Dabei ist die Vorbereitung das vielleicht schönste am Hermannslauf – abgesehen natürlich vom Zieleinlauf durch das enge Spalier an der Sparrenburg, denn dieses Gefühl ist nicht zu toppen. Training, und dann noch zur schönsten Frühlingszeit, macht immer dann Spaß, wenn man das Ziel vor Augen hat. Vielleicht tummeln sich deshalb jeden Sonntagmorgen ab März auf der ,,Hermann-Piste’’ so viele Jogger. Die wollen ihr Ziel sehen — und an der Aura des Laufes schnuppern. Es ist halt etwas anderes, ob man auf weiter Flur des Teutoburger Waldes, sagen wir mal zwischen Steinhagen und Dissen seine Strecken läuft oder ob man auf der Originalstrecke mit dem großen ,,H’’ dem Schweiß des „Hermann“ folgt. Wer’s ausprobiert hat, kennt das Phänomen.

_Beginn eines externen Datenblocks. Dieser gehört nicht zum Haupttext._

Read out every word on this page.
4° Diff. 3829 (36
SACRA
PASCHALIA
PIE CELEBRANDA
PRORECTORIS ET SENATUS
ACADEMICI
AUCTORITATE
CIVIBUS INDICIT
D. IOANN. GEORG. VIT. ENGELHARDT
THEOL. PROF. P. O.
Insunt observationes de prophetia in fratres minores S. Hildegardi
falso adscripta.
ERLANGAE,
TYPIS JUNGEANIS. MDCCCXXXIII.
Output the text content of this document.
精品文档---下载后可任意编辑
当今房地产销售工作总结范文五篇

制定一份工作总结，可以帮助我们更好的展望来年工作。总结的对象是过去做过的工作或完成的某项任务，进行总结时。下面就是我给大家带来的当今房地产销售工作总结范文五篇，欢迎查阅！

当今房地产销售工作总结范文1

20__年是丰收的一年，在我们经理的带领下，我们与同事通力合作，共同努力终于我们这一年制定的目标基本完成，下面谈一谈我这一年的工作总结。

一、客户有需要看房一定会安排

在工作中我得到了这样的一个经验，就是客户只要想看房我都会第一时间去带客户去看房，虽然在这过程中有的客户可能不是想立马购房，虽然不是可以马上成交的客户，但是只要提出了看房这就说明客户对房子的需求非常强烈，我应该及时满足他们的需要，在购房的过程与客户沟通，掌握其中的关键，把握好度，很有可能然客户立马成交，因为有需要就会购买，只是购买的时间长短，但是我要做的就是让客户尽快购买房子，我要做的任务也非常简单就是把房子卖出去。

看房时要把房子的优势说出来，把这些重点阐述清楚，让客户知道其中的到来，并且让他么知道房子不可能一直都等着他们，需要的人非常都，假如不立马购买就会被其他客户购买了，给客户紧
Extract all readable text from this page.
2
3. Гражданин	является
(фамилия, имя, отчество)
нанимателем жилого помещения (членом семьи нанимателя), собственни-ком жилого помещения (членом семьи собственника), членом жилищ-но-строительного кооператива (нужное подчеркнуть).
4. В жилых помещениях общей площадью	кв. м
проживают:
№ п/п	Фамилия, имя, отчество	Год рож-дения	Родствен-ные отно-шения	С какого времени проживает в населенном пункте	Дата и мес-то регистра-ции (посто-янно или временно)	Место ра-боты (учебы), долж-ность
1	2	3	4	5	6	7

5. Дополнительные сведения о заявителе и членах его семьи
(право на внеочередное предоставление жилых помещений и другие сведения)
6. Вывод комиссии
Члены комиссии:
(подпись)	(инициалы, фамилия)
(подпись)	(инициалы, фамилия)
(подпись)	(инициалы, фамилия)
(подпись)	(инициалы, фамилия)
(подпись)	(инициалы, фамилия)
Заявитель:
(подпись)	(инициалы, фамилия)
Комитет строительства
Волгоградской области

Am letzten Sonntag vor dem großen Tag sind wir schon eine Stunde lang unterwegs, als Tobi und ich am Tönsberg auf den Hermannsweg einbiegen. Und sofort ist die Zeitreise präsent: Tönsberg – „Wenn wir hier oben mal schon wären.“ Schutzhütte, die Zwischenzeitnahme zur Streckenhälfte. „Laut Internet-Berechnung des Veranstalters darf ich hier zwei Minuten langsamer sein als meine Durchgangszeit vor zwei Jahren“, rechnet Tobi seinen Zeitplan auf persönliche Verbesserung vor. Tönsberg-Gaststätte – Die vielen Zuschauer. Oerlinghausen – Verpflegung. „Was wirst Du nehmen?“, fragt Tobi leise. „Höchstens einen halben Molke-Riegel“, antworte ich. An den gleichen Stellen trifft man stets die gleichen Leute. Schopketal. Beim Schild ,,noch 10 km’’ steht stets der legendäre Peter Hartmann, früher Trainer der BTG, des Post SV und der LAG Gütersloh. ,
Sofort habe ich vor Augen wie er in seiner typischen Art die Backen aufpustet, die Augen aufsperrt und dann förmlich explodiert: „Los, los, los. Arme mitnehmen.“ Hartmann steht heute natürlich nicht da, aber der immer gleiche Spruch klingt trotzdem in den Ohren. Sogar die eindringliche Betonung schwingt im Kopf. Aus dem Tal raus geht es auf die Straße. Hier steht jedes Jahr der Siegmund. Schon oft hat er mir hier zugerufen „den anderen geht es nicht besser“ und genauso oft hat mir dieser Spruch geholfen. 500 Meter weiter hat es letztes Jahr unseren Kollegen zerrissen. „In diesen Vorgarten hat er sich vor unseren Füßen auf den Rasen gelegt“, zeigt Tobi, im Vorjahr Zuschauer. Wenig später erreichen wir die Lämershagener Treppen, ein Marienfelder und Clarholzer Fan-Stützpunkt. Die Zuschauer wollen helfen, aber es geht nicht. „Mir haben sie hier beim letzten Mal Bananen angeboten“ sagt Tobi, „dabei hätt’ ich eher kotzen können.“ Darüber, dass der vorletzte Berg vor dem „Eisernen Anton“ einer der schwierigsten ist, sind wir uns schnell einig. Roter Lehm, Geröll, steil – zum Glück ist das Ding recht kurz.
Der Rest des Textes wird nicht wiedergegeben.